Lex Koller – Aufhebung, Beibehaltung oder Verschärfung?

in Legal, Real Estate, 10.02.2014

Die Situation auf dem Schweizer Immobilienmarkt hat sich seit dem Beschluss des Bundesrats im Jahr 2007 zur Aufhebung der Lex Koller wesentlich verändert. In Neubeurteilung wird die Lex Koller vorerst beibehalten, in mindestens zwei Bereichen drohen sogar Verschärfungen.

Hintergrund

Im Jahre 2007 beschloss der Bundesrat die Aufhebung des Bundesgesetzes über den Erwerb von Grundstücken durch Personen im Ausland (Lex Koller), da er durch die Öffnung des Immobilienmarktes wichtige volkswirtschaftliche Impulse erwartete. Das Parlament wies jedoch die Aufhebungsvorlage zur Überarbeitung an den Bundesrat zurück.

Neubeurteilung

Seit der Beurteilung des Bundesrates im Jahre 2007 hat sich die Situation bezüglich des Immobilienmarktes in der Schweiz wesentlich verändert. Mit der Finanzkrise ist die Nachfrage auf die Schweizer Immobilien stark gestiegen. Die Zuwanderung in die Schweiz erhöhte die Nachfrage zusätzlich.

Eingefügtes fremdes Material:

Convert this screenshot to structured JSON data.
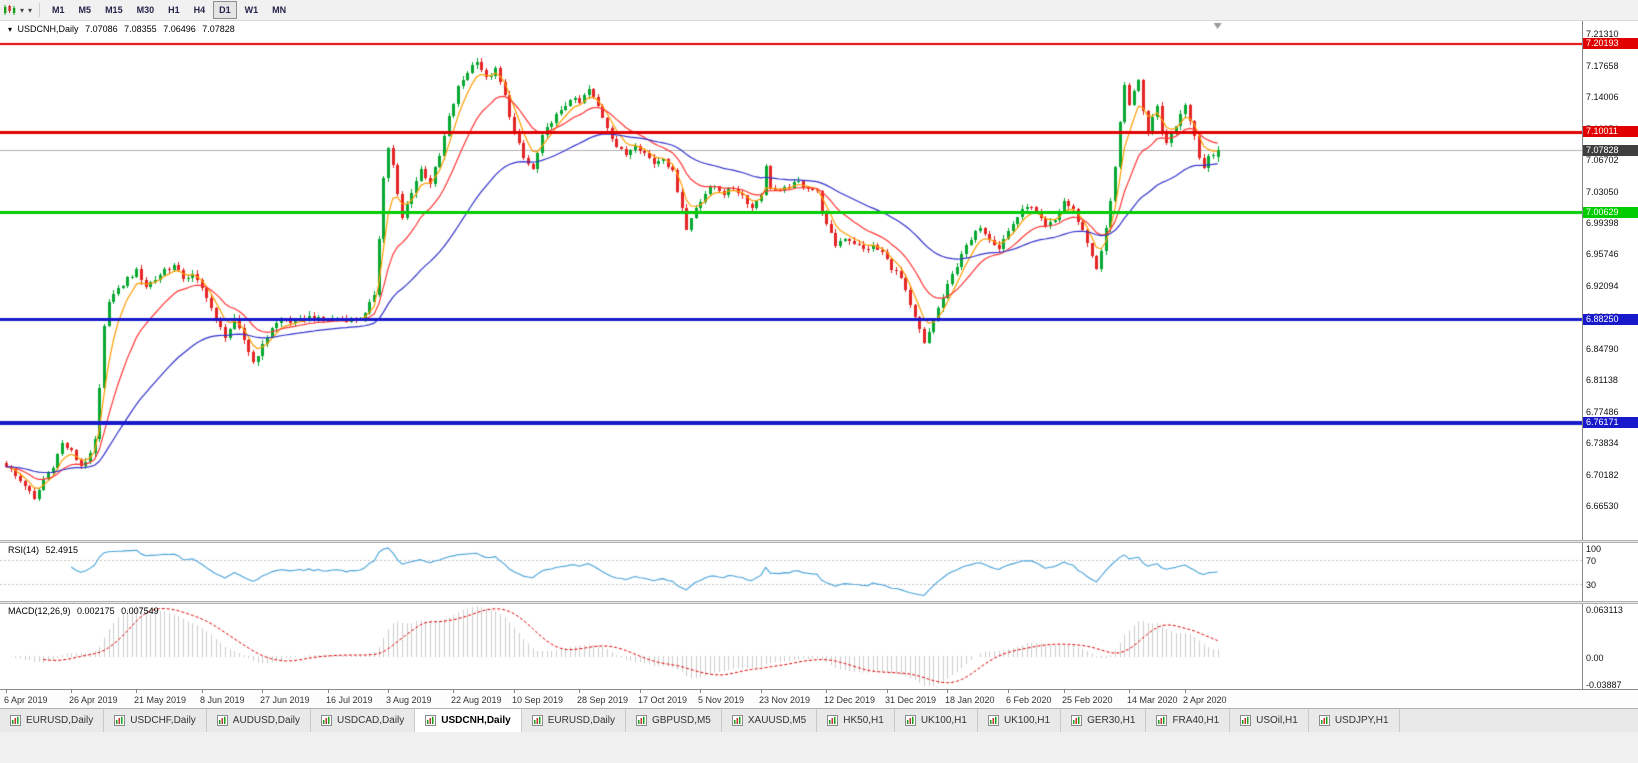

Vor diesem Hintergrund ist der Bundesrat zum Schluss gekommen, dass die Lex Koller geeignet ist, den Druck auf die schweizerischen Immobilien zu dämpfen und damit mithilft, die damit einhergehenden negativen volkswirtschaftlichen Folgen auf die Immobilienpreise zu reduzieren.

Vorerst Beibehaltung der Lex Koller

Im Rahmen der Neubeurteilung spricht sich der Bundesrat daher nun dafür aus, dass die Lex Koller nicht aufgehoben wird. Der Bundesrat schliesst jedoch nicht aus, dass bei einer späteren Situationsbeurteilung die Lex Koller punktuell angepasst werden könnte. Vorderhand bleibt aber der Grundstückerwerb in der Schweiz durch Personen im Ausland beschränkt.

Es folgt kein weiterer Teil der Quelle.